Regardless of your persuasions as they relate to the larger realm of politics and the social order, you have to admit that there is still something of a literary elite in this country.
I’m referring to the lucky people—of which I am nominally one—who can afford to spend many hours a day engaged in non-paying “work.” These people have the luxury of devoting themselves to something that will, in all likelihood, never earn them more than enough to cover contest entry fees and ink and paper for their printers.
I was reminded of an even more elite “elite” recently when I inquired about Narrative’s four-day intensive workshop. It sounded like a wonderful opportunity to dive deep into my next novel and get feedback from literary peers and professionals. Then I encountered the price, which is—to save you the bother of inquiring—$2,700, not including travel and lodging if you live outside the San Francisco Bay area.
I’m not saying the workshop isn’t a good deal. I have no doubt that attendees emerge from those four days inspired and with more finely honed manuscripts. But for me, other interests are competing for that $2,700. (Health insurance. My kids’ college funds. Car repairs. Groceries.)
It would be a different story if attending the workshop were an investment like that in a trade certificate program at the local community college, from which I’d emerge ready to take on a job as a tax preparer, say, or a green building engineer.

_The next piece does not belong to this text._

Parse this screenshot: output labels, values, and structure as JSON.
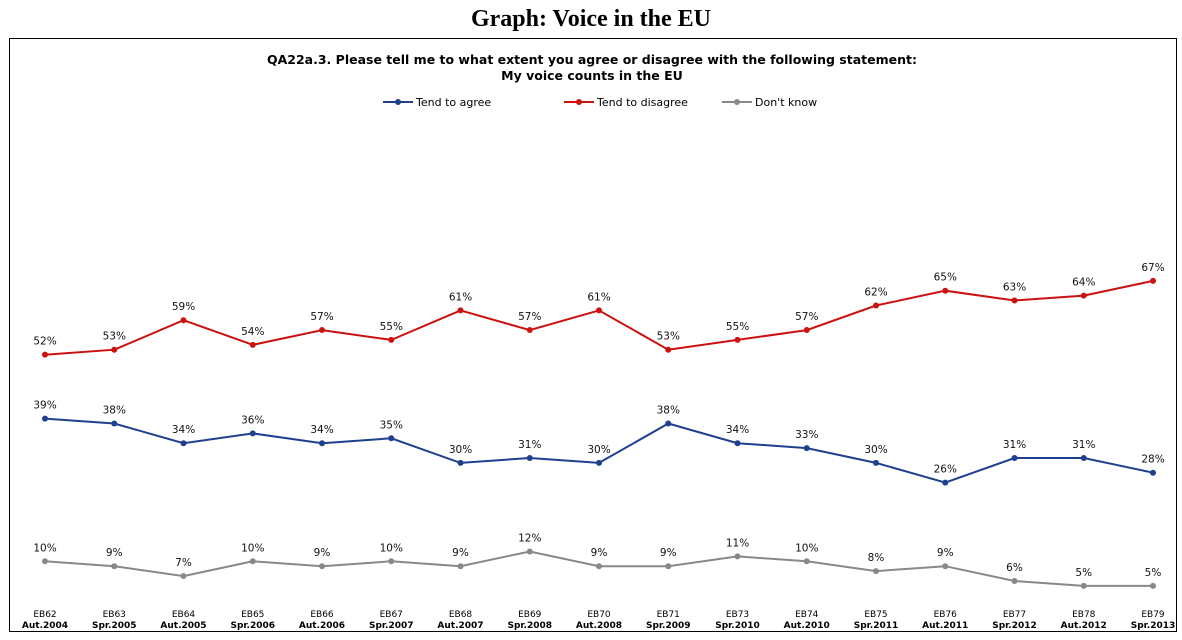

The literary workshop offers no such official imprimatur.
And that’s what makes this workshop—and other, less expensive (because shorter) workshops in which I’ve participated over the years—seem not so much an investment in professional development as an indulgence for a pampered snob.
Am I, really?
I have seen the 1 percent, and she is me (I am she?)
I recently read an as-yet-un-but-absolutely-must-be-published memoir by a good childhood friend. I don’t want to reveal much about it here, but I can say that I found her story awe-inspiring. And it got me thinking about a schism I have always felt in my own life between my identity and my actions. I have never thought of myself as privileged. But thinking is not reality. I must admit I have lived—and continue to live—a privileged life.
My fiction has become the place where I wrestle with the cognitive dissonance between who I perceive myself to be and who I actually am. Rather than covet material things, I write about the dangers of materialism. Rather than attend $2,700 writing workshops, I blog about how they are only accessible to a small, elite cadre of writers.
My $6 investment
In the spirit of keeping things egalitarian—and perhaps as a buffer to my cognitive dissonance—I have instead decided to spend $6 to join the next round of Sixfold’s completely writer-voted contest instead of attending the workshop. This investment promises to bring many comments on my writing from fellow writers and a corresponding amount of work for me; I will be reading a lot of manuscripts during November.
What about you? Are you a completely integrated person, or are there parts of you that clash dissonantly with the rest?